There are also many depictions of wildlife, much of which was very different at the end of the last Ice Age from what we are familiar with today. Super-sized megafauna still present at the time includes mastodons, giant sloths, the palaeolama (a kind of gigantic lama), and the huge Hippidion, an Ice Age horse that lived in South America during the Pleistocene period. Also among the images are plenty of “normal” creatures, including deer, tapirs, alligators, bats, monkeys, turtles, snakes, porcupines, lizards, fish, frogs, armadillos, and large rodents such as pacas and capybaras.
Many of these animals were included in the diet of these ancient Colombians, along with fruits and nuts from rainforest trees. Evidence of this diet was found in nearby rock shelters
(Marie-Claire Thomas/Wild Blue Media)
One of the initial mysteries presented by these rock paintings is how high up on the cliffs many of them are. The artists would have needed to build some fairly impressive ladders or other scaffolding to reach that high. As it turns, among the images are some that show towers probably built from trees and humans on or near them, although in some cases it looks like they’re jumping from them.
Colombia’s Tourism Industry on Hold: Post-Pandemic Outlook is Bright
By all accounts, Colombia was on the cusp of being named the number-one tourist destination in the world in 2020. But then along came a global pandemic that all but stopped tourism entirely everywhere as international travel in all its forms came to an abrupt halt.
The rise of the tourism industry in post-conflict Colombia has been nothing short of meteoric. It seemed like Colombia, the second-most biodiverse country on the planet, was at the top of everyone’s travel list. It’s five different ecological regions include the Caribbean coast, the Andes mountains, the Pacific coast, the Amazon basin, and the Coffee triangle region. None of the countries around it (Peru, Ecuador, Venezuela, Brazil) have that particular distinction.
(Colombia Trade Ministry)
Back in 2006 Colombia had all of a million visitors—a figure that grew by more than 194% to 3.1 million visitors in 2018. And more than 20% of those visitors are from the United States.

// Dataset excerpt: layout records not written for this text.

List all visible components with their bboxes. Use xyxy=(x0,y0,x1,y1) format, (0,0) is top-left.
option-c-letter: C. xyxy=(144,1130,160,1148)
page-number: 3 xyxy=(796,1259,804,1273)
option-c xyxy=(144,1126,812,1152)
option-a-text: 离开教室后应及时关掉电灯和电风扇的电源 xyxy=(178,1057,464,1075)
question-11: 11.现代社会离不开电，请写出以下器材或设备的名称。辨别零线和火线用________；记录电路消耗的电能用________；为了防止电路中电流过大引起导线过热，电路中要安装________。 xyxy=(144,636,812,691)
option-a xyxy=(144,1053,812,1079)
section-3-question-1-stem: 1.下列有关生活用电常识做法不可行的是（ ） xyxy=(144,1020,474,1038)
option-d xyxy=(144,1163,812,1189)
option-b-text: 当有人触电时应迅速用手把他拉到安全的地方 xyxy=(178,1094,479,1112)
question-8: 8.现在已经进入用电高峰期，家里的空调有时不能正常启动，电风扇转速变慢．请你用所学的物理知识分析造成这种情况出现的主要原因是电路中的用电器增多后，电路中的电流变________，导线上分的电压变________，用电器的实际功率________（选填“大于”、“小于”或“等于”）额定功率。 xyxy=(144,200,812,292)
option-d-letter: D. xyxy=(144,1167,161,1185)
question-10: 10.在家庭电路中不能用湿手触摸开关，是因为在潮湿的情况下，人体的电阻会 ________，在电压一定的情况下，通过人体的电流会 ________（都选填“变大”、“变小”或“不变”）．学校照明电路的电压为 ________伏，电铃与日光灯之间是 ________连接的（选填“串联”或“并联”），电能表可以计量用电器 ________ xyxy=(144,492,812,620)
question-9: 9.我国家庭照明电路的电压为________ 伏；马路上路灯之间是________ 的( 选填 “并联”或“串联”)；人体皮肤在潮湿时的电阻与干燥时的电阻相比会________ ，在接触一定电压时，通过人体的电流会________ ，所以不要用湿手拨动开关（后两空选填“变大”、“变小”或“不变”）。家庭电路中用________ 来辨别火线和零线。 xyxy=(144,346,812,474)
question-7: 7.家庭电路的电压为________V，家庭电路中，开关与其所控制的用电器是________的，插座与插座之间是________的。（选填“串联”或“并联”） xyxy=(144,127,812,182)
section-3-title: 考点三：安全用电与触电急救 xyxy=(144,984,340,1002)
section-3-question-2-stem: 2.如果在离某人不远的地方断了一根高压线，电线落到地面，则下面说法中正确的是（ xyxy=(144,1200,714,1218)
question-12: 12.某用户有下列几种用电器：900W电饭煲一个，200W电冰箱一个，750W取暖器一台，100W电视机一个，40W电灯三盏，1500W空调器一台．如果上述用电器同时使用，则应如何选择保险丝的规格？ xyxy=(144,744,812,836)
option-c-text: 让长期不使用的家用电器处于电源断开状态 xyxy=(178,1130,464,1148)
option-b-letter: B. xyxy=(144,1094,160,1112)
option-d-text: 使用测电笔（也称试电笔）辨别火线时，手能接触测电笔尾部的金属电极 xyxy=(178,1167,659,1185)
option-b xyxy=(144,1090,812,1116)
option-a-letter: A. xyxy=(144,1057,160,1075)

Bogotá, the capital, has emerged as the country’s top tourist attraction thanks to wise investments in improving its cultural offerings in the form of improved museums and entertainment facilities, rehabilitated pubic areas, and many parks and bicycle paths. There are also no fewer than nine UNESCO world heritage sites in Colombia, including the historic center of Santa Cruz de Mompox, Los Katíos National Natural Park, all of Cartagena and the surrounding area, and San Agustín Archaeological Park.
At the end of 2019, Colombia was ranked as the top trending destination for tourism in 2020 in a ranking by the United States Tour Operators Association (USTOA). In 2019 Colombia’s tourism industry employed 1.4 million people and represented $19 billion or 3.8% of the nation’s overall economy as measured by GDP. Needless to say, 2020 became the year completely derailed by a global pandemic, though every country’s tourism industry has been equally affected.
Guatape, a popular tourist destination in Colombia
The good news is that Colombia is planning how it’s going to recover in 2021 as COVID vaccines make their way into people’s arms everywhere, including big upcoming investments in tourism infrastructure, which is what holds back the development of tourism in many smaller municipalities.
Those much-needed improvements, along with one of the most important archeological discoveries in recent decades with the rock paintings of Serranía La Lindosa, Colombia should have no problem bouncing back from the pandemic to claim its place as the world’s leading tourist destination.